韓国のSK hynix、データセンター用HBM3チップ開発に成功
SK hynix Inc.は、世界最高性能のDRAMチップHigh Bandwidth Memory 3 (高帯域幅メモリ3:HBM3)の開発に業界で初めて成功したことを発表しました。
同社はダイナミック・ランダム・アクセス・メモリ・チップ(DRAM)、フラッシュ・メモリ・チップ(NANDフラッシュ)、CMOSイメージセンサ(CIS)を提供するトップクラスの半導体サプライヤーで、これらはデータセンターで広く使用されています。複数のDRAMチップを垂直に接続した第4世代のHBM技術を採用したHBM3は、データ処理速度を革新的に向上させる価値の高い製品であると、同社は声明の中で述べています。
COVID-19のパンデミック以降、テクノロジーの利用はあらゆる分野で急増しており、それに伴いあらゆるテクノロジーアプリケーションのバックボーンとなるデータセンターの必要性が高まっています。これらのチップは、データセンターで使用されるサーバーに搭載されます。
今回の開発は昨年7月のHBM2Eの量産開始に続くもので、市場における同社のリーダーシップを確固たるものにすることが期待されます。SK hynixは、業界で初めてHBM2Eの量産を開始した企業でもあります。これまでの3世代は、「HBM」「HBM2」「HBM2E」で、HBM2の仕様をアップデートして帯域幅と容量を向上させたものです。HBM3は世界最速のDRAMであるだけでなく、最大の容量と大幅に改善された品質レベルを備えています。

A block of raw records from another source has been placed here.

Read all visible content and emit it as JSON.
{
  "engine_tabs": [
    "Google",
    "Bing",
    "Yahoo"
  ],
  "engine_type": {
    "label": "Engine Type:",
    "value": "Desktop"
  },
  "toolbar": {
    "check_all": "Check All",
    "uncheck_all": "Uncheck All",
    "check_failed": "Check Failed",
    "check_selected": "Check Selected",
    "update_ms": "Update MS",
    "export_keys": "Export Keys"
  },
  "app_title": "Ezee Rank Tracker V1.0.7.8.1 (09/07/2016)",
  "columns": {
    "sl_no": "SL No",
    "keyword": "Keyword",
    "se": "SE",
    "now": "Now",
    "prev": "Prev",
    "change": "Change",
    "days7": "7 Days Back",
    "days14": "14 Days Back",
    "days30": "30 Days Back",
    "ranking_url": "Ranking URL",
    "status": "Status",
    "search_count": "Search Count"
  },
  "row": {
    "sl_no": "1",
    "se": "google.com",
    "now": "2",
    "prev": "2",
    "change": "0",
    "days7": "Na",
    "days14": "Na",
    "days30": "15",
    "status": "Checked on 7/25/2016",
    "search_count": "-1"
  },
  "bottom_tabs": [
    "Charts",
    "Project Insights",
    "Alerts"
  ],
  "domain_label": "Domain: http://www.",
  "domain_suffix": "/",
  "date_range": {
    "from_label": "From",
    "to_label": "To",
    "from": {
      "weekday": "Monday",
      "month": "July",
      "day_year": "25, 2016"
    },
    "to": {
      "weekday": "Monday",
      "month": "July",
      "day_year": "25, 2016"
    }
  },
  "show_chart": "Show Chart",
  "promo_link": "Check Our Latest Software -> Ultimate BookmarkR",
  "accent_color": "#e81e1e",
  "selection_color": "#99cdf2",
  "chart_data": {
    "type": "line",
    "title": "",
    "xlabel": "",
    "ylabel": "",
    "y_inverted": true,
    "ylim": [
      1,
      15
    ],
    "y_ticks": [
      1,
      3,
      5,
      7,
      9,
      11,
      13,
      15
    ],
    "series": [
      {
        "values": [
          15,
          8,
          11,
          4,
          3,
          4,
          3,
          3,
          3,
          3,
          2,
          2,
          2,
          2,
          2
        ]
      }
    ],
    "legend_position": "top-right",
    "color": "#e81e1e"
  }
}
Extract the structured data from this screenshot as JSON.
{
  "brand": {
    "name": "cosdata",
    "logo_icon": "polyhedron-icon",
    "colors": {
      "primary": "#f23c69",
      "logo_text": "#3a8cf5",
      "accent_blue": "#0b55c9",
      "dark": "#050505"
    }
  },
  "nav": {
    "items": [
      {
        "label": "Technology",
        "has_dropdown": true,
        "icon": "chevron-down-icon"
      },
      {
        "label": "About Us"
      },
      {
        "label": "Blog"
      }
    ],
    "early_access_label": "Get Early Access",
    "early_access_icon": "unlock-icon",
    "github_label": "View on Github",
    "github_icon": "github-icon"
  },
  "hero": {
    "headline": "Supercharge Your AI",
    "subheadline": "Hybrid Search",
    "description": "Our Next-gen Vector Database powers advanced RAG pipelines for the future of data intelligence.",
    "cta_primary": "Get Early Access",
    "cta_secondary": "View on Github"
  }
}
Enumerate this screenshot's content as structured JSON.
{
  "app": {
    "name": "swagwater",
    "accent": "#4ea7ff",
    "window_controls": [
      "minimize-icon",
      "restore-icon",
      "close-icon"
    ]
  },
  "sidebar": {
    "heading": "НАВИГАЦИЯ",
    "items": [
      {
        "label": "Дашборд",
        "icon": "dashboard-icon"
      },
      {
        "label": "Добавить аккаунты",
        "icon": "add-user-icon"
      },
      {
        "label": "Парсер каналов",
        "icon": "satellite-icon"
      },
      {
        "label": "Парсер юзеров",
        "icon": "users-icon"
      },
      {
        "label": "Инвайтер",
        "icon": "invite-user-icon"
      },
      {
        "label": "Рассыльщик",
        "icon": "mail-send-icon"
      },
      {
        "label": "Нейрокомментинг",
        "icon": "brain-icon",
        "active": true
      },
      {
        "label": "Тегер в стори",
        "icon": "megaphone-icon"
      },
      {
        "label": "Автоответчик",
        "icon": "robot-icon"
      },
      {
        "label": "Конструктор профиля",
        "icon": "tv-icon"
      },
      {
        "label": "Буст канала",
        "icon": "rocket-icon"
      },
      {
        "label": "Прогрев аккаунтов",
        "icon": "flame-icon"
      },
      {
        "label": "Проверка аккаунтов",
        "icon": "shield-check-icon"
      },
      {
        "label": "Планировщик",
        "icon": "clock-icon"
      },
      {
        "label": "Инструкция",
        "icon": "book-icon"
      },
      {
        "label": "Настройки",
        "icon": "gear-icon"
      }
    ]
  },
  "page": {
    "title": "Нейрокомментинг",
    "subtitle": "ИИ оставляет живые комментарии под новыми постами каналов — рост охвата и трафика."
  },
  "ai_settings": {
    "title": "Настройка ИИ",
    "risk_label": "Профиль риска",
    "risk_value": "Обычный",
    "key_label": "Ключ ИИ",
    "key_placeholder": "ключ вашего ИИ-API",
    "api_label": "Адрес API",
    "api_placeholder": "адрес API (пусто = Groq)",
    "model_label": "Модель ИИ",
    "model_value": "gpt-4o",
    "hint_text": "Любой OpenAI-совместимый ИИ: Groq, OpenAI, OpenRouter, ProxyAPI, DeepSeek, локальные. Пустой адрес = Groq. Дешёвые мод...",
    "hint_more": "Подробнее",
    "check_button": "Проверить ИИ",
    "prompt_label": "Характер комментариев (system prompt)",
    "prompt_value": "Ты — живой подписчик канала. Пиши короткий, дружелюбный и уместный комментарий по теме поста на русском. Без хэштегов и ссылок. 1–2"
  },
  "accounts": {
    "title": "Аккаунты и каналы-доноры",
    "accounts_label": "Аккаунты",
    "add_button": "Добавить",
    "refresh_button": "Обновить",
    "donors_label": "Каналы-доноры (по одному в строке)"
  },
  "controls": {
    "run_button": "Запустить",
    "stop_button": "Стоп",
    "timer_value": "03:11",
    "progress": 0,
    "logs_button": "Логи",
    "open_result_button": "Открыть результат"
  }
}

最新の製品では、1秒間に最大819GBの処理が可能で、これは163FHD(フルハイビジョン)映像(各5GB)を1秒間に転送できることを意味します。これは、HBM2Eに比べてデータ処理速度が78%向上したことを意味するとSK hynixは述べています。
また、内蔵されたオンダイのエラー補正コードにより、データ(ビット)エラーを補正し、製品の信頼性を大幅に向上させています。業界最大の24GBと16GBの2つの容量タイプで提供されます。24GBの製品はSK hynixの技術者が、DRAMチップの高さをA4用紙の3分の1に相当する約30マイクロメートル(μm、10-6m)に研磨した後、スルーシリコンビア技術を用いて12個のチップを垂直に積層しています。
これはDRAMチップの数千個の微細な穴を垂直に通過する電極で上下のチップをつなぐ配線技術です。HBM3は高性能なデータセンターを中心に、人工知能のレベルを高める機械学習プラットフォームや、気候変動の分析や医薬品開発などに用いられるスーパーコンピューティングの性能を高めるために採用されることが期待されています。
「世界初のHBM DRAMを発表して以来、SK hynixはHBM2E市場をリードしてきましたが、このたび業界初のHBM3の開発に成功しました」と、DRAM開発担当取締役副社長のSeon-yong Chaは述べています。「プレミアムメモリ市場でのリーダーシップを確固たるものにするための努力を続け、ESG管理基準に沿った製品を提供することで、お客様の価値向上に貢献していきます。」